Each proposal will be evaluated by one faculty member and one senior graduate student within the appropriate discipline group for that project. Excellent proposals will be concise, clear, descriptive, persuasive, and easy to follow. There are two criteria for the award: project quality (75% weight) and student qualification (25% weight).
Project ratings will be based on the following categories:
- Research Question or Creative Goal: Does the proposal state and describe the goals of the project? Does the proposal articulate a scholarly question or a professional artistic objective? Are there proposed hypotheses or anticipated outcomes for the project?

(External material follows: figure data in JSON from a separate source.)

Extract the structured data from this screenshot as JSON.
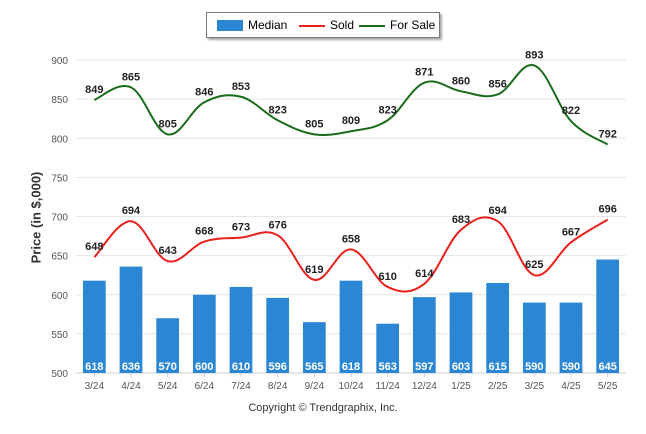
{
  "legend": {
    "median_label": "Median",
    "sold_label": "Sold",
    "forsale_label": "For Sale"
  },
  "copyright": "Copyright © Trendgraphix, Inc.",
  "colors": {
    "median": "#2b87d3",
    "sold": "#e8211c",
    "forsale": "#1a6b1a",
    "grid": "#e6e6e6",
    "axis_text": "#555555"
  },
  "chart_data": {
    "type": "bar",
    "categories": [
      "3/24",
      "4/24",
      "5/24",
      "6/24",
      "7/24",
      "8/24",
      "9/24",
      "10/24",
      "11/24",
      "12/24",
      "1/25",
      "2/25",
      "3/25",
      "4/25",
      "5/25"
    ],
    "series": [
      {
        "name": "Median",
        "type": "bar",
        "values": [
          618,
          636,
          570,
          600,
          610,
          596,
          565,
          618,
          563,
          597,
          603,
          615,
          590,
          590,
          645
        ]
      },
      {
        "name": "Sold",
        "type": "line",
        "values": [
          648,
          694,
          643,
          668,
          673,
          676,
          619,
          658,
          610,
          614,
          683,
          694,
          625,
          667,
          696
        ]
      },
      {
        "name": "For Sale",
        "type": "line",
        "values": [
          849,
          865,
          805,
          846,
          853,
          823,
          805,
          809,
          823,
          871,
          860,
          856,
          893,
          822,
          792
        ]
      }
    ],
    "ylabel": "Price (in $,000)",
    "xlabel": "",
    "ylim": [
      500,
      900
    ],
    "yticks": [
      500,
      550,
      600,
      650,
      700,
      750,
      800,
      850,
      900
    ],
    "grid": true,
    "legend_position": "top-center"
  }
}
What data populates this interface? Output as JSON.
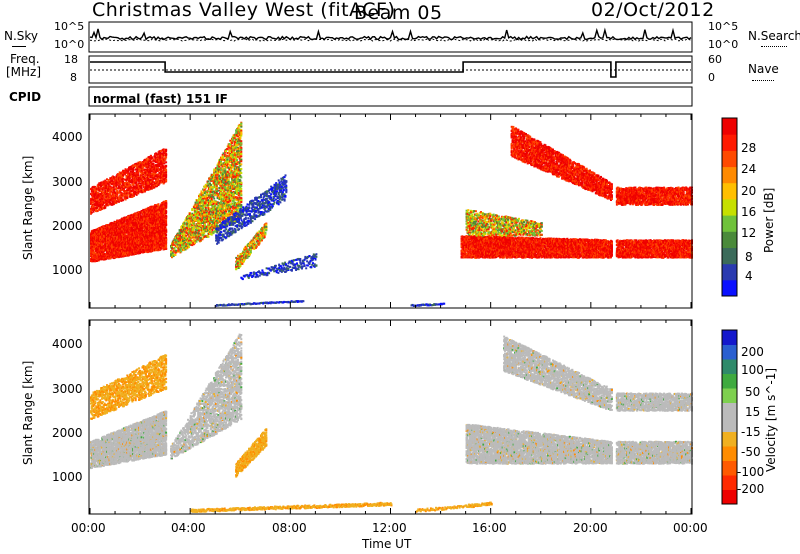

- Significance: Does the proposal engage in the key elements of the scholarly process, and situate the concepts, practices, or results of scholarship within a broader context? Is it easy to follow, concise, clear, descriptive and persuasive?
- Methodology: Does the proposal clearly describe the methodology, design, research plan, processes, or procedures that will be used to complete the project? Is the approach appropriate for achieving the project goals? Are there alternative approaches?
- Feasibility: Is the project well-planned, feasible, and clear? Can it be accomplished within the timeline proposed? Does the proposal take into account potential challenges or problems, and how the project will seek to address them?
Student qualifications will be based on the following categories:
- Experience: Experience predicts success in URCO projects. Does the student’s (or students’) experience indicate their competence (e.g., output, presentations, publications)? Does it indicate their dedication and motivation to complete the project (e.g., work ethic, time in a lab, work on projects with faculty)?
- Mentor Support: Does the mentor make a compelling case in recommending the student(s)? Does the mentor indicate their own willingness to invest in the student’s (or students’) success?
- Education Plan: The student(s) should outline 3 to 5 learning objectives or professional goals to be derived from the project. Does the proposal clearly express how this research project will help the student(s) meet those goals?